Living in France

I am back in the United States now and cannot pretend that I am unhappy about this fact. However, I do miss Paris and all the friends I made. This morning as I was unpacking my suitcases, I would catch sight of something especially memorable and feel the rush of emotion. Although I was certainly ready to come home, this emotional connection to my life in France has prompted me to consider the options for an American staying in France long-term.

If you wish to visit France for the summer, or the winter, or any of those other seasons, you will not have an issue. We are allowed staying in the EU for up to 90 days on just a regular passport entry.
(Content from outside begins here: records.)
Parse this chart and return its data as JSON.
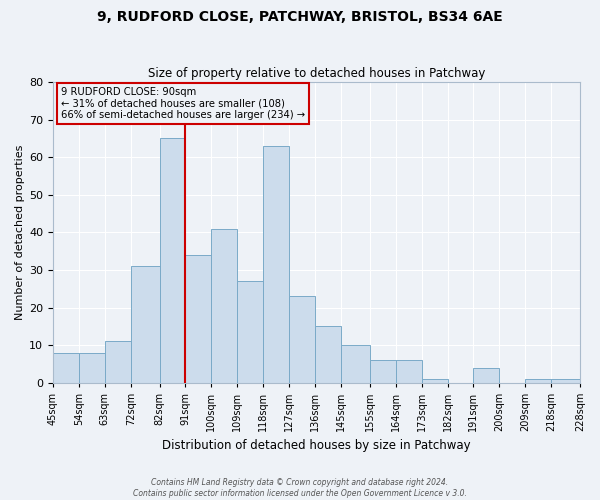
{
  "title1": "9, RUDFORD CLOSE, PATCHWAY, BRISTOL, BS34 6AE",
  "title2": "Size of property relative to detached houses in Patchway",
  "xlabel": "Distribution of detached houses by size in Patchway",
  "ylabel": "Number of detached properties",
  "bar_color": "#ccdcec",
  "bar_edge_color": "#7aaac8",
  "background_color": "#eef2f7",
  "grid_color": "#ffffff",
  "annotation_box_color": "#cc0000",
  "vline_color": "#cc0000",
  "vline_x": 91,
  "bin_edges": [
    45,
    54,
    63,
    72,
    82,
    91,
    100,
    109,
    118,
    127,
    136,
    145,
    155,
    164,
    173,
    182,
    191,
    200,
    209,
    218,
    228
  ],
  "bin_heights": [
    8,
    8,
    11,
    31,
    65,
    34,
    41,
    27,
    63,
    23,
    15,
    10,
    6,
    6,
    1,
    0,
    4,
    0,
    1,
    1
  ],
  "tick_labels": [
    "45sqm",
    "54sqm",
    "63sqm",
    "72sqm",
    "82sqm",
    "91sqm",
    "100sqm",
    "109sqm",
    "118sqm",
    "127sqm",
    "136sqm",
    "145sqm",
    "155sqm",
    "164sqm",
    "173sqm",
    "182sqm",
    "191sqm",
    "200sqm",
    "209sqm",
    "218sqm",
    "228sqm"
  ],
  "ylim": [
    0,
    80
  ],
  "yticks": [
    0,
    10,
    20,
    30,
    40,
    50,
    60,
    70,
    80
  ],
  "annotation_title": "9 RUDFORD CLOSE: 90sqm",
  "annotation_line1": "← 31% of detached houses are smaller (108)",
  "annotation_line2": "66% of semi-detached houses are larger (234) →",
  "footer1": "Contains HM Land Registry data © Crown copyright and database right 2024.",
  "footer2": "Contains public sector information licensed under the Open Government Licence v 3.0."
}
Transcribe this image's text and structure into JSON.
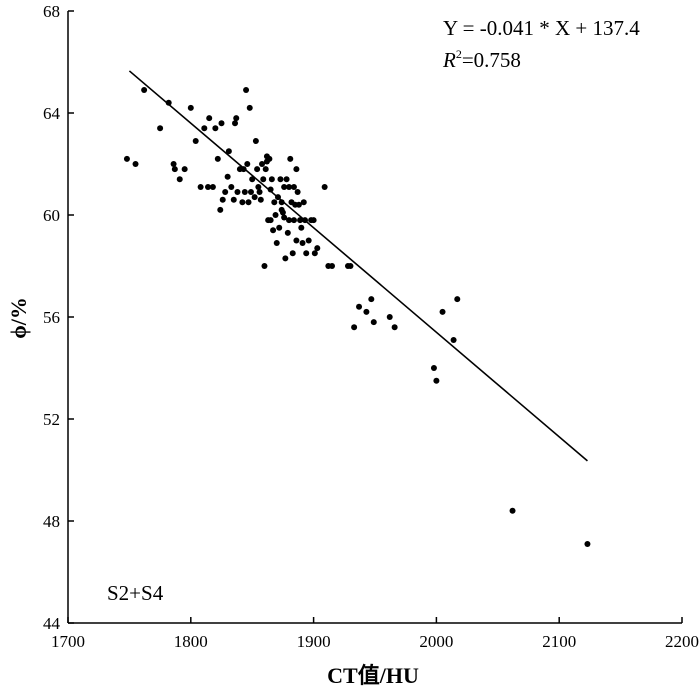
{
  "chart_data": {
    "type": "scatter",
    "xlabel": "CT值/HU",
    "ylabel": "ϕ/%",
    "xlim": [
      1700,
      2200
    ],
    "ylim": [
      44,
      68
    ],
    "xticks": [
      1700,
      1800,
      1900,
      2000,
      2100,
      2200
    ],
    "yticks": [
      44,
      48,
      52,
      56,
      60,
      64,
      68
    ],
    "grid": false,
    "annotations": {
      "equation": "Y = -0.041 * X + 137.4",
      "r2_label": "R",
      "r2_sup": "2",
      "r2_value": "=0.758",
      "sample": "S2+S4"
    },
    "trendline": {
      "slope": -0.041,
      "intercept": 137.4,
      "x_range": [
        1750,
        2123
      ]
    },
    "points": [
      [
        1748,
        62.2
      ],
      [
        1755,
        62.0
      ],
      [
        1762,
        64.9
      ],
      [
        1775,
        63.4
      ],
      [
        1782,
        64.4
      ],
      [
        1786,
        62.0
      ],
      [
        1787,
        61.8
      ],
      [
        1791,
        61.4
      ],
      [
        1795,
        61.8
      ],
      [
        1800,
        64.2
      ],
      [
        1804,
        62.9
      ],
      [
        1808,
        61.1
      ],
      [
        1811,
        63.4
      ],
      [
        1814,
        61.1
      ],
      [
        1815,
        63.8
      ],
      [
        1818,
        61.1
      ],
      [
        1820,
        63.4
      ],
      [
        1822,
        62.2
      ],
      [
        1824,
        60.2
      ],
      [
        1825,
        63.6
      ],
      [
        1826,
        60.6
      ],
      [
        1828,
        60.9
      ],
      [
        1830,
        61.5
      ],
      [
        1831,
        62.5
      ],
      [
        1833,
        61.1
      ],
      [
        1835,
        60.6
      ],
      [
        1836,
        63.6
      ],
      [
        1837,
        63.8
      ],
      [
        1838,
        60.9
      ],
      [
        1840,
        61.8
      ],
      [
        1842,
        60.5
      ],
      [
        1843,
        61.8
      ],
      [
        1844,
        60.9
      ],
      [
        1845,
        64.9
      ],
      [
        1846,
        62.0
      ],
      [
        1847,
        60.5
      ],
      [
        1848,
        64.2
      ],
      [
        1849,
        60.9
      ],
      [
        1850,
        61.4
      ],
      [
        1852,
        60.7
      ],
      [
        1853,
        62.9
      ],
      [
        1854,
        61.8
      ],
      [
        1855,
        61.1
      ],
      [
        1856,
        60.9
      ],
      [
        1857,
        60.6
      ],
      [
        1858,
        62.0
      ],
      [
        1859,
        61.4
      ],
      [
        1860,
        58.0
      ],
      [
        1861,
        61.8
      ],
      [
        1862,
        62.3
      ],
      [
        1862,
        62.1
      ],
      [
        1863,
        59.8
      ],
      [
        1864,
        62.2
      ],
      [
        1865,
        61.0
      ],
      [
        1865,
        59.8
      ],
      [
        1866,
        61.4
      ],
      [
        1867,
        59.4
      ],
      [
        1868,
        60.5
      ],
      [
        1869,
        60.0
      ],
      [
        1870,
        58.9
      ],
      [
        1871,
        60.7
      ],
      [
        1872,
        59.5
      ],
      [
        1873,
        61.4
      ],
      [
        1874,
        60.5
      ],
      [
        1874,
        60.2
      ],
      [
        1875,
        60.1
      ],
      [
        1876,
        61.1
      ],
      [
        1876,
        59.9
      ],
      [
        1877,
        58.3
      ],
      [
        1878,
        61.4
      ],
      [
        1879,
        59.3
      ],
      [
        1880,
        61.1
      ],
      [
        1880,
        59.8
      ],
      [
        1881,
        62.2
      ],
      [
        1882,
        60.5
      ],
      [
        1883,
        58.5
      ],
      [
        1884,
        61.1
      ],
      [
        1884,
        59.8
      ],
      [
        1885,
        60.4
      ],
      [
        1886,
        61.8
      ],
      [
        1886,
        59.0
      ],
      [
        1887,
        60.9
      ],
      [
        1888,
        60.4
      ],
      [
        1889,
        59.8
      ],
      [
        1890,
        59.5
      ],
      [
        1891,
        58.9
      ],
      [
        1892,
        60.5
      ],
      [
        1893,
        59.8
      ],
      [
        1894,
        58.5
      ],
      [
        1896,
        59.0
      ],
      [
        1898,
        59.8
      ],
      [
        1900,
        59.8
      ],
      [
        1901,
        58.5
      ],
      [
        1903,
        58.7
      ],
      [
        1909,
        61.1
      ],
      [
        1912,
        58.0
      ],
      [
        1915,
        58.0
      ],
      [
        1928,
        58.0
      ],
      [
        1930,
        58.0
      ],
      [
        1933,
        55.6
      ],
      [
        1937,
        56.4
      ],
      [
        1943,
        56.2
      ],
      [
        1947,
        56.7
      ],
      [
        1949,
        55.8
      ],
      [
        1962,
        56.0
      ],
      [
        1966,
        55.6
      ],
      [
        1998,
        54.0
      ],
      [
        2000,
        53.5
      ],
      [
        2005,
        56.2
      ],
      [
        2014,
        55.1
      ],
      [
        2017,
        56.7
      ],
      [
        2062,
        48.4
      ],
      [
        2123,
        47.1
      ]
    ]
  }
}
Had schedules worked out differently, I could have stayed for a few more weeks. If you plan to stay longer than 90 days or will be working at any point during your stay, then you are required to obtain a visa. Depending on your reason for living in France, there are 3 types of these visas: student visa, long-stay visa, or work permit visa. I have no personal experience on the matter and certainly not a lot of information to give, but friends living in France recall that the red-tape and paperwork of the French government is absolutely miserable to deal with.


In the area where I lived, there are a lot of long-term au pairs as well as short-term English tutors like myself. The au pairs can stay up to one year with their visa and then are allowed to renew the au pair visa one time. After their two years are up, they must return to the States or have another full-time job lined up in France. Having a job ready and waiting for you is a great way to stay in France long-term (so long as you keep that job of course), however this is not an easy proposition. Finding a job in France is a challenge for a foreigner because of the high unemployment rate and the fact that most companies would rather give jobs to qualified French citizens. In addition, to work in France, you must obtain the afore-mentioned work permit, which is also hard to obtain. You are supposed to have the job first to apply for the visa but most companies won’t hire you without already having a work permit. Catch-22 to say the least. The work permits are difficult to obtain for the same reason, high unemployment mixed with a government who wants to protect their citizens from immigrants taking all the available jobs. In order to really succeed, you must prove that you can do this job that no French citizen is capable of doing. Or get hired by an international company with a branch in France and beg to be transferred there. I know this data is old but in 2003, France issued only 6500 visas for permanent employment, of which 313 were to Americans. There are your odds.


One American friend I met in Paris (a Clevelander no less!) discussed her history of working in France. She has been there for seven years now but at the beginning her visas were only valid for 12 months so she would have to reapply each year. She works as an English teacher, a great way to earn a living in France. She now has a full-time long term English teaching position with a university in Paris and will be fine to stay in France as long as that job holds up. She jokes about how a good way for her to obtain citizenship in case the job falls through is by marrying a French man. She did, coincidentally, fall in love in Paris and is engaged to be married. Only problem, he’s American too.

If you are planning to live in France, then you better understand the cost of living. I only have knowledge about the Paris area, obviously smaller towns are much cheaper. Paris real estate is expensive. Bring several hundreds of thousands to millions of euros or you won’t have much more than a one-room attic closet. Feel lucky if you have an elevator, feel like you won the lottery if you have air conditioning. The restrictions for renting properties in Paris can be steep. As a rule, you should be able to prove that you make at least three times the monthly rent. If you plan to buy, you MUST have at least 20% cash to put down. And forget about the 30 year mortgage; 10, 15, 20, or 25 are the options in France. Again, you must prove that you make three times the monthly mortgage amount. My host dad worked for a bank and was astounded to hear how little down payment was necessary to purchase real estate in America. Don’t expect that in France.


Utilities are also more expensive in France. My host mom mentioned numbers although I cannot recall them now, but the water and electricity bills were outrageous. I already discussed in a previous post how expensive gasoline is, roughly $8 per gallon while I was there. Food is not cheap either. There are some things, products of France, which can be obtained for great prices. One such item is wine. I was surprised to see how cheap wine is to buy by the bottle in a grocery store and even by the glass at a nice restaurant. I understand that living in Ohio means the cost of some items are lower just because our cost of living is relatively low. However, I was surprised and frightened by the price of some necessities in Paris. A regular package of band-aids were around 5 euros, as was a bottle of shave gel. No wonder the French have the stereotype of not shaving, at 5 euros a pop, it’s an investment!


While I love to visit Paris and living there for 2 months was an awesome experience, I am not planning to move there anytime soon. I hope my travels take me back at some point in the future; and the great part is, now I have some long-term visa friends with whom to stay!